Onboarding can entail making sure your new customer/subscriber has the logins and passwords that she or he needs. Or it can be explaining where everything lives on your site and how it can be accessed. Or it can just be about establishing a personal connection. One thing is for sure though, onboarding has become even more important now, when our virtual patience may be on the thin side.
“You have to remind people why they bought [the subscription] to begin with. Restate your value proposition—99% of the renewal decision is based on engagement of that user.” Dan Fink, managing director of Money-Media, was speaking about renewals when he told us that last year. But there’s no doubt that successful onboarding leads to successful renewals.
“New customers—especially trials—forget why they subscribed,” Jim Sinkinson of Fired Up Marketing said. “Don’t let them forget. Tantalize them with the valuable information they will be receiving. Onboarding materials should address three things: Motivation, method and making them heroes—give them quick wins.”
Here are onboarding lessons from the publishing world that I’ve come across.

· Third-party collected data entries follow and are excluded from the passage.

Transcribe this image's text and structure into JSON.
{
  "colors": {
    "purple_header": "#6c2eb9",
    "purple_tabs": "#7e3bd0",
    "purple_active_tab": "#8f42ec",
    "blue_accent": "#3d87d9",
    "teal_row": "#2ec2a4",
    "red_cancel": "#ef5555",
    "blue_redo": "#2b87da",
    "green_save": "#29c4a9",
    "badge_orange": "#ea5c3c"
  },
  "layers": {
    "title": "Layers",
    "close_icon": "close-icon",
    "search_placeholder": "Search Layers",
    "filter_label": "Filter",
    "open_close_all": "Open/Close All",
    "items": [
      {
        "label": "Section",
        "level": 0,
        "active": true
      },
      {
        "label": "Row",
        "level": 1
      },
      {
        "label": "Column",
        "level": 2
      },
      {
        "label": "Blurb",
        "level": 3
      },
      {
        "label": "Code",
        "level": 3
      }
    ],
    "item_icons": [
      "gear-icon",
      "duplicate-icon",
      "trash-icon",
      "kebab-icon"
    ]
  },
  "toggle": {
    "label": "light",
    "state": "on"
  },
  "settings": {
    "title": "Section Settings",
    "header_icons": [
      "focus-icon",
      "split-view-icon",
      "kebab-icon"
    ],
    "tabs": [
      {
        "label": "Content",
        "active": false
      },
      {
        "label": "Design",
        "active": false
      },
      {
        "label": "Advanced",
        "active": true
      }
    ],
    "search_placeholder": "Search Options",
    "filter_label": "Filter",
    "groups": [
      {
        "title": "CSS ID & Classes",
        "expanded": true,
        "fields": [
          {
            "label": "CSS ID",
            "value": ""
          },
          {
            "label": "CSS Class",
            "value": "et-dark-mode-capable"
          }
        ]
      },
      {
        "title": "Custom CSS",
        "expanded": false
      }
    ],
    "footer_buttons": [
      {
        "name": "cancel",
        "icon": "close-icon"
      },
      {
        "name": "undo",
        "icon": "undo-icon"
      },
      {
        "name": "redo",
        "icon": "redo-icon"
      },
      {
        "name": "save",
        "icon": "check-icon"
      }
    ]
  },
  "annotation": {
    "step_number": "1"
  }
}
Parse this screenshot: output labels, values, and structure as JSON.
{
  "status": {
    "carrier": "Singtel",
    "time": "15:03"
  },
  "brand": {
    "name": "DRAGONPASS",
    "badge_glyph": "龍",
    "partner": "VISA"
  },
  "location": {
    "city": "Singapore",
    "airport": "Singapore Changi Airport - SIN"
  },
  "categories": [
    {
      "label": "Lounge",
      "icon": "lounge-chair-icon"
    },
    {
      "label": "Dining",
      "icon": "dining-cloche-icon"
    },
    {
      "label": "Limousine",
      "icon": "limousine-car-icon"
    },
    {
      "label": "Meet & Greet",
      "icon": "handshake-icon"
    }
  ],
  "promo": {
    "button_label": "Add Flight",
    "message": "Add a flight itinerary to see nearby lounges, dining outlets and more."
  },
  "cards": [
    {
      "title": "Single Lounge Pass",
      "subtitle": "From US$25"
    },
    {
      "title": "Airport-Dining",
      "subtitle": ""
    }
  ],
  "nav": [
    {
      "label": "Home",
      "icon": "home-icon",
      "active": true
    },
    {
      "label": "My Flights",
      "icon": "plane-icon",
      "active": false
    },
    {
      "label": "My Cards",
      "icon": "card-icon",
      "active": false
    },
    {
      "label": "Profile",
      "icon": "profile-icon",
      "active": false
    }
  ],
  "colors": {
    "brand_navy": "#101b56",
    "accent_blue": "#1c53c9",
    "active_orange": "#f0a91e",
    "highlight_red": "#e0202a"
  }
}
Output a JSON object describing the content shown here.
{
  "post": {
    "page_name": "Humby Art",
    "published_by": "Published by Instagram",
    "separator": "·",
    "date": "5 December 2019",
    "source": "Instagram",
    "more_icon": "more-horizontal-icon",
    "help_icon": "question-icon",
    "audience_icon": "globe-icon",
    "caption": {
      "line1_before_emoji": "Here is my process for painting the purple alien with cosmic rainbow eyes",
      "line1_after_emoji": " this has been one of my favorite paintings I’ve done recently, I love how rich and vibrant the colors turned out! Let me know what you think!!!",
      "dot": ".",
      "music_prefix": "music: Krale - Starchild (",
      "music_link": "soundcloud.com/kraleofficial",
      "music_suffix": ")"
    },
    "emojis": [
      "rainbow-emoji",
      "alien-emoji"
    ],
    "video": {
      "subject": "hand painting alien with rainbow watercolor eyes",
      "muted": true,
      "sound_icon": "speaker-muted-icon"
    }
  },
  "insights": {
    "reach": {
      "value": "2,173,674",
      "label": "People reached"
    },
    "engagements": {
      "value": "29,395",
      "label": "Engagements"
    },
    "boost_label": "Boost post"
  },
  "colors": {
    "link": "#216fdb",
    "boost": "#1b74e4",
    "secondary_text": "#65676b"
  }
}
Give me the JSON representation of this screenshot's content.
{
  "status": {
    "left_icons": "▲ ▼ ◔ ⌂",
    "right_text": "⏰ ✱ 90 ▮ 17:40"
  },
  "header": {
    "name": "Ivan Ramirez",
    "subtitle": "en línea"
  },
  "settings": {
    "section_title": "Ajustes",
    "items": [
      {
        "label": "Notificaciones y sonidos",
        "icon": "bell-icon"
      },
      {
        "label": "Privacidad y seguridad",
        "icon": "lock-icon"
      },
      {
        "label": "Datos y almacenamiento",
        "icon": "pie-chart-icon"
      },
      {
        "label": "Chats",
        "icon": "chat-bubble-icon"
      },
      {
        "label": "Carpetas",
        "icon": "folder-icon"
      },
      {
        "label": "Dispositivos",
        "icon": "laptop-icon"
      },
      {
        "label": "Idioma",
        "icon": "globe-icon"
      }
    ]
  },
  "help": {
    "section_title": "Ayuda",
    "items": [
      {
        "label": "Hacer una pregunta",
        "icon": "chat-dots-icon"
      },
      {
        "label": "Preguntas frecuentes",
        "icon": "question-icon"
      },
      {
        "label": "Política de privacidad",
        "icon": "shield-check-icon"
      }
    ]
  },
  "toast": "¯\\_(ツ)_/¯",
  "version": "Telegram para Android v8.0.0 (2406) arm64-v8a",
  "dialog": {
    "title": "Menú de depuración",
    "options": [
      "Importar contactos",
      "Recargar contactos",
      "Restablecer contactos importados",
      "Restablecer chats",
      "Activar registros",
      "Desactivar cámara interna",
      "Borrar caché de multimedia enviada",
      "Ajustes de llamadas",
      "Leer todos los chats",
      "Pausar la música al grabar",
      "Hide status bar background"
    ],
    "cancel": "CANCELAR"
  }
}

Make user log-ins a flawless process. “Our survey resulted in multiple concerns about user log-ins and passwords to the websites,” Joe May, marketing director of Pro Farmer, once told us. “So what we did was proactively remind our users the basics—how to reset their password; how to set their browser to remember their credentials so they don’t have to enter it every single time. That’s a simple action that we probably all take for granted…” Echoed Fink: “It’s critical to onboard new subscribers successfully. Make sure they can easily log in. And if they haven’t accessed anything or they’re not receiving your news alerts, you’ve got a problem.”
Be more personalized. Schibsted, a large media site in Norway and Sweden, created a “newsroom onboarding guide to welcome subscribers in a more personalized way. Now new subscribers can choose one of their renowned editors or journalists as a guide through the onboarding period. These personalized onboarding emails have a higher unique opening rate: 63% versus 38% for the standard onboarding process. The retention rate after the first renewal is also five percentage points higher,” reports Twipe.
Reach out and be in touch. “We don’t think of onboarding as a discrete activity,” Aaron Steinberg, chief growth officer at insideARM, said once. “It’s the beginning of our ongoing member service and engagement. We want to be in touch with our customers all the time, and we do a good job of that.” He spoke about the importance of design in the customer service chain. “Our materials are good, our onboarding is good, but in the middle there was a design” on the website that needed to be clearer. That changed, thanks to that good customer communication.
Show and tell. In the personalized onboarding webinars that Lia Zegeye, senior director of membership at the American Bus Association, conducts, she “shows a short promotional video from ABA’s tradeshow, providing a testimonial about the value of the event. Zegeye said she often gets thank-you notes from those webinar attendees who say, “Wow, I had no idea you guys did all of these things!” “It’s a great way for me to connect with our members,” she added. The webinars immediately put a face with a name, and members are more likely to reach out to her directly with questions. The International Coach Federation also puts on a live webinar for onboarding and has found that this type of early engagement boosts first-year retention.
Provide the breadth of what you do. Especially during the pandemic, customers/subscribers/members may have come to you for one special thing, be that COVID coverage, ways to move forward or how others are dealing with this crisis. So it’s important that during onboarding you expose them to everything else that you do. “If you are one of the almost a million people who subscribed to our COVID-19 email newsletter, what are the other newsletters that may be valuable to you?” asked Jeremy Gilbert, director of strategic initiatives for The Washington Post, early on in the pandemic. “What kinds of coverage did you click through from the email newsletter and how can we use those interactions with our site or native apps to get you to stay?”
And by exposing them to everything you do, you can get preferences to build on. From a data perspective, “this [opening 30-day] period is also crucial for us to gather patterns of user behavior,” said Katrina Bolak, manager, customer onboarding and engagement, for The Globe and Mail in Toronto. “We need 30 days of data to accurately serve up future content based on interests and for our email segmentation.” After that, content consumption patterns begin to form—good and bad.” So initial engagement has to be high.